The difficulties of the highest railway

Qinghai-Tibet Railway is the highest in the world - it reaches a mark above 5 km above sea level. The creation of this road was a complex and lengthy project for modern China (and China in the middle of the 20th century simply could not afford such a construction).

What is so complicated? Why was the construction of this railway line delayed by the communist government for half a century? And how were these difficulties finally resolved?

Here is a map of the railway from Xining to Lhasa. China had plans to extend this strategically important line back in the 1950s, but then attempts failed miserably and work had to be postponed. The line is almost 2000 km long, but a substantial part (from Xining to Golmud) was launched back in 1984. But this section of the route did not present any particular difficulties, since it did not pass along the Tibetan plateau - a mountain plateau located at a level above 4000 meters. The construction of the final stretch to Lhasa required all the industrial and scientific power of China in the 21st century.

The main problem of construction on the Tibetan Plateau is that it all rests on the permafrost layer, but is covered with many meters of the "active layer". In winter, everything is frozen here ...

... but in summer the topsoil thaws and turns into a marshy slurry, on which it is impossible to build anything.

After many attempts, they decided to find a way to get rid of the active layer altogether. Dig to permafrost? That is exactly what Ferdinand Marie, Viscount de Lesseps would probably do in the 19th century. But it is too expensive and time consuming even for China. Then scientists came up with a different approach: what if we make it so that the active layer ceases to be active. Or rather, that he stopped thawing.

But it is easy to say. How to cool the earth under a huge length of railroad tracks? The Chinese noticed that piles of medium-sized stones, between which the wind is capable of blowing, make the ground beneath them colder. They suggested making an embankment of such stones. She sucks heat out of the ground, preventing her from warming up.

Stones fall asleep in cement structures like these so that they do not crumble across the plain.

In some places near the railway lies sand. Such moments are dangerous: the wind brings sand into the embankment, where it fills the cracks, canceling the cooling effect of the structure. To avoid this, the engineers set up nets that catch sand in places where sand dunes lie.

In addition, the soil is strengthened with "cobblestones" of cobblestones, they must hold the soil and stop the sand.

Here, even through the snow, the structure of a rectangular protective net is visible.

But it happens that they put in several layers these fences that protect against winds.

True, here, on the Tibetan plateau, nothing lasts forever, and rain and wind destroy these protective structures.

There are places where an embankment of stones does not sufficiently cool the earth on which it lies. In such places, Chinese scientists came up with the use of special thermosiphons - pipes that without electricity can cool everything they come into contact with. Such siphons are installed on the most problematic sections of the path.

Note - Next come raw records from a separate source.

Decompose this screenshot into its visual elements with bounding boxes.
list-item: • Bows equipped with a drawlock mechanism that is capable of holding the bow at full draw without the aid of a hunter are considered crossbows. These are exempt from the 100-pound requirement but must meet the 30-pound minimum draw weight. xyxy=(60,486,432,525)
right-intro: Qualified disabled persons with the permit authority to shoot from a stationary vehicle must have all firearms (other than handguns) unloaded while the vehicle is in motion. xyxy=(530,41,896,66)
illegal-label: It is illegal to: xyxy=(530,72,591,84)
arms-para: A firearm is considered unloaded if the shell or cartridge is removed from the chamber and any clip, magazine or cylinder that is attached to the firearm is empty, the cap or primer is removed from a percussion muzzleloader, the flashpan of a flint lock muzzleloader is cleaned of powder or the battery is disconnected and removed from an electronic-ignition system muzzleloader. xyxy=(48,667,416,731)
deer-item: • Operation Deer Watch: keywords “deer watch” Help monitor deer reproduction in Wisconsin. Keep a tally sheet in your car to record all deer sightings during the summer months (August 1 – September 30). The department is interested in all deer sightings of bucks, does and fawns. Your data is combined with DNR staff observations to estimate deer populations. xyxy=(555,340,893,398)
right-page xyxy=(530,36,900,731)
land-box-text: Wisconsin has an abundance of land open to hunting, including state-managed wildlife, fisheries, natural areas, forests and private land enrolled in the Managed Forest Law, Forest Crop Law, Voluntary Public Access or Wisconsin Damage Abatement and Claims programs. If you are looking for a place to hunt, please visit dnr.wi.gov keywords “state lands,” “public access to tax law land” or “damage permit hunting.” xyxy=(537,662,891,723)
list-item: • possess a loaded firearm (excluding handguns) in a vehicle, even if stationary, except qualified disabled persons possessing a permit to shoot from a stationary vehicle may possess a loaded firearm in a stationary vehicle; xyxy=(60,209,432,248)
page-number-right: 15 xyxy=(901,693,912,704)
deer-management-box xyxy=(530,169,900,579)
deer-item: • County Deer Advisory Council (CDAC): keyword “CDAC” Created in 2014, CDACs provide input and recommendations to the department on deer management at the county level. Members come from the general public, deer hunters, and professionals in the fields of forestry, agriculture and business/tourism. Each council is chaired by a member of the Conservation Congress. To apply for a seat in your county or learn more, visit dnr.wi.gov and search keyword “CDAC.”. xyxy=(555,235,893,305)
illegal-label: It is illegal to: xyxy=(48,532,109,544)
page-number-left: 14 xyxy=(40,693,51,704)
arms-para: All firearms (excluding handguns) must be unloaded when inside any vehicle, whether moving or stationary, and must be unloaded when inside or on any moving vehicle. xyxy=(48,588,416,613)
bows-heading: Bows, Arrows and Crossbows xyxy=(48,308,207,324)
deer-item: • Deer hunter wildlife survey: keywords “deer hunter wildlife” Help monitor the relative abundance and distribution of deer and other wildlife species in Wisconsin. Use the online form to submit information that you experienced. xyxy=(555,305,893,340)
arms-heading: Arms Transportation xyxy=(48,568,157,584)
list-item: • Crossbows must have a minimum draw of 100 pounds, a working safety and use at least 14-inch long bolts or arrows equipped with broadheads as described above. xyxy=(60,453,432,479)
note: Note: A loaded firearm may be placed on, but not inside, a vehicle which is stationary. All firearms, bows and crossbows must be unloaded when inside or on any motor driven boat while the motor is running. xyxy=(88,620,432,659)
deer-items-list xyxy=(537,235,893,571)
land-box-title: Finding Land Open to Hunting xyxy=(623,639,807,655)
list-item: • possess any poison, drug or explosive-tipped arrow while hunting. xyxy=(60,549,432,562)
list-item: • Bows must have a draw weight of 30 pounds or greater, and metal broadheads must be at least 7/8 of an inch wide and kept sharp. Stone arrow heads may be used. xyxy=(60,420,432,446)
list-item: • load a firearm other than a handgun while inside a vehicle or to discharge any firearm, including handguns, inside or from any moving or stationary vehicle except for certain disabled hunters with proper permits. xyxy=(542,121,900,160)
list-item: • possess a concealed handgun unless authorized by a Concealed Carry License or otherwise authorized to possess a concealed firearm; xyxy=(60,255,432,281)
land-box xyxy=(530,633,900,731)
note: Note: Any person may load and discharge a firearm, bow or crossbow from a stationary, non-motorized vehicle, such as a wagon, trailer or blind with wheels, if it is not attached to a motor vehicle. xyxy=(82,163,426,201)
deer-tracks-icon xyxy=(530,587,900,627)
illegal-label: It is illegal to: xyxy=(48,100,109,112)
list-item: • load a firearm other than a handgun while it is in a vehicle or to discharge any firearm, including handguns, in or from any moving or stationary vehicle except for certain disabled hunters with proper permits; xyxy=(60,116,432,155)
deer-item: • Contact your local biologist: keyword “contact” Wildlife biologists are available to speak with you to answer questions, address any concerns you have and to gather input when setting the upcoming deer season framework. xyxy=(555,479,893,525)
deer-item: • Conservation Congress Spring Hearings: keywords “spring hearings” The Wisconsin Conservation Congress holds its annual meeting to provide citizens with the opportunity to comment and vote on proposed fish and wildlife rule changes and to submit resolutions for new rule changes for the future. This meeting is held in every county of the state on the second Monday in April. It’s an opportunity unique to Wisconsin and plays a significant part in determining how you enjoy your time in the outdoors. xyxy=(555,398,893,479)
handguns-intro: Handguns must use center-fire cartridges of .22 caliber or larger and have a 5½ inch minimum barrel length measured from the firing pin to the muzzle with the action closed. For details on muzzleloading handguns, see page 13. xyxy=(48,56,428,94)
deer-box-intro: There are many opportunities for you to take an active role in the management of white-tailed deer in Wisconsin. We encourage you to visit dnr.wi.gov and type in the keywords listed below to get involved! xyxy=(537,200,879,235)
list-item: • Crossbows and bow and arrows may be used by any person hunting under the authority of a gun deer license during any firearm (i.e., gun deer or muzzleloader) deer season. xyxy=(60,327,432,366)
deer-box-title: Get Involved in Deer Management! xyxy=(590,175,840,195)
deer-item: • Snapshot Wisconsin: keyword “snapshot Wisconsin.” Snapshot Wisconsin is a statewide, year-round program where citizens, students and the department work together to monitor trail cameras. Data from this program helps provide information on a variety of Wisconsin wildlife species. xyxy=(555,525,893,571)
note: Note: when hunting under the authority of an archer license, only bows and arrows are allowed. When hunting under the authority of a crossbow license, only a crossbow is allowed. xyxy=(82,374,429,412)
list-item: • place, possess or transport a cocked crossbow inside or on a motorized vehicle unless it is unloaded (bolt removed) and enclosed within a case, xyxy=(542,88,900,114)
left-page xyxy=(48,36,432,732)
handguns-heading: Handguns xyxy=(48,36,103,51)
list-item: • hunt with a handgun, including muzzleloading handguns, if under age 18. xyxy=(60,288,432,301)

And in places where absolutely no cooling would work, the Chinese still had to dig down. On such stretches, the railway tracks run along the overpass on piles driven deep into the ground.

For the sake of cost savings, China built only one railway line in Tibet, and it was extremely important that the two trains going in different directions did not collide (there are special pieces of double tracks for traveling). All this is done with the help of satellite signals, but in order for them to work, towers with electricity are needed. These are the ones that constantly flickered outside our window. They receive current from solar panels and from wind generators installed next to them.